Ce premier emploi leur permet d'accumuler leurs premiers cachets avec, en perspective, le filet de sécurité du statut d'intermittents du spectacle.

"C'est une sortie d'école vraiment exceptionnelle", se réjouit l'une des actrices, Kainana Ramadani, 23 ans. Mais l'inquiétude pointe déjà dans la troupe après des mois de fermeture des lieux culturels qui ont mis à genoux l'économie de tout le secteur.

"A peu près toutes les programmations des théâtres sont reportées de deux ans", regrette Héloïse Cholley, comédienne de 24 ans. "Les théâtres vont à peine rouvrir, ils ne vont pas réengager, personne ne va nous employer et ça fait vachement peur".

Le public semble beaucoup moins s'inquiéter pour leur avenir. Le spectacle est "une réussite: on a envie de les embaucher tous", s'enthousiasme Joëlle Bartelmann, 68 ans, ancienne directrice de maisons des jeunes et de la culture.

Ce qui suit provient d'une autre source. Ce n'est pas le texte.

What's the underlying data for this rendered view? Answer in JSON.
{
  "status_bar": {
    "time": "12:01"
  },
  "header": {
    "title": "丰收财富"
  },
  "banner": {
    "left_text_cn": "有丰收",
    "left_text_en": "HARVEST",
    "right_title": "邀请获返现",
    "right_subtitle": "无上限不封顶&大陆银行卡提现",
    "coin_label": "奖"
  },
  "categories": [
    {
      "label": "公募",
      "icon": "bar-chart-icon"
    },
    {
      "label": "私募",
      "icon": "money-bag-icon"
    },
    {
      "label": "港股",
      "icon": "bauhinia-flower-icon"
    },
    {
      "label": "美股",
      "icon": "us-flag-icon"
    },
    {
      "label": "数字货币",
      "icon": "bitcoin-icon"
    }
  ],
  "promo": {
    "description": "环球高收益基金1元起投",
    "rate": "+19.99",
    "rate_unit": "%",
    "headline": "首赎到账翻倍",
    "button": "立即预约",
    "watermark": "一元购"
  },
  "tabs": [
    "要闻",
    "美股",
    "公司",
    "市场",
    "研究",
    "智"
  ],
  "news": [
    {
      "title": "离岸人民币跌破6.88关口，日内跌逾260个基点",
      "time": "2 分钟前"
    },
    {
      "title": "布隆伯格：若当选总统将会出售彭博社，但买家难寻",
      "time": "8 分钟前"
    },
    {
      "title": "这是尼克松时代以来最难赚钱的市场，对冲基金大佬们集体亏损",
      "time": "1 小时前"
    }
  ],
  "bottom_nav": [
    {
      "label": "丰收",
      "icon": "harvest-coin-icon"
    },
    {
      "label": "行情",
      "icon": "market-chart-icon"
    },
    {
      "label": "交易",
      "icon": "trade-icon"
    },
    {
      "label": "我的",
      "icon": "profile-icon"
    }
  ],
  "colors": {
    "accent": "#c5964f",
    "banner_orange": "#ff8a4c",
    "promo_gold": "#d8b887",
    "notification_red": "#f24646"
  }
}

A côté d'elle, Claudine Miesch, 62 ans, également directrice de MJC à la retraite, a "adoré" et évoque "une performance incroyable de la part de ces jeunes".

Le livre de Nicolas Mathieu, "Leurs enfants après eux" (Actes Sud), a obtenu le prix Goncourt en 2018. Le deuxième roman de l'auteur vosgien s'est écoulé à plus de 530.000 exemplaires et a été traduit en 20 langues.

(La pièce se joue du jeudi au dimanche à 15H00, jusqu'au 4 septembre. Durée du spectacle: 3H15, avec un entracte de 30 minutes. Prix du billet: entre 25 et 8 euros selon le tarif et le placement).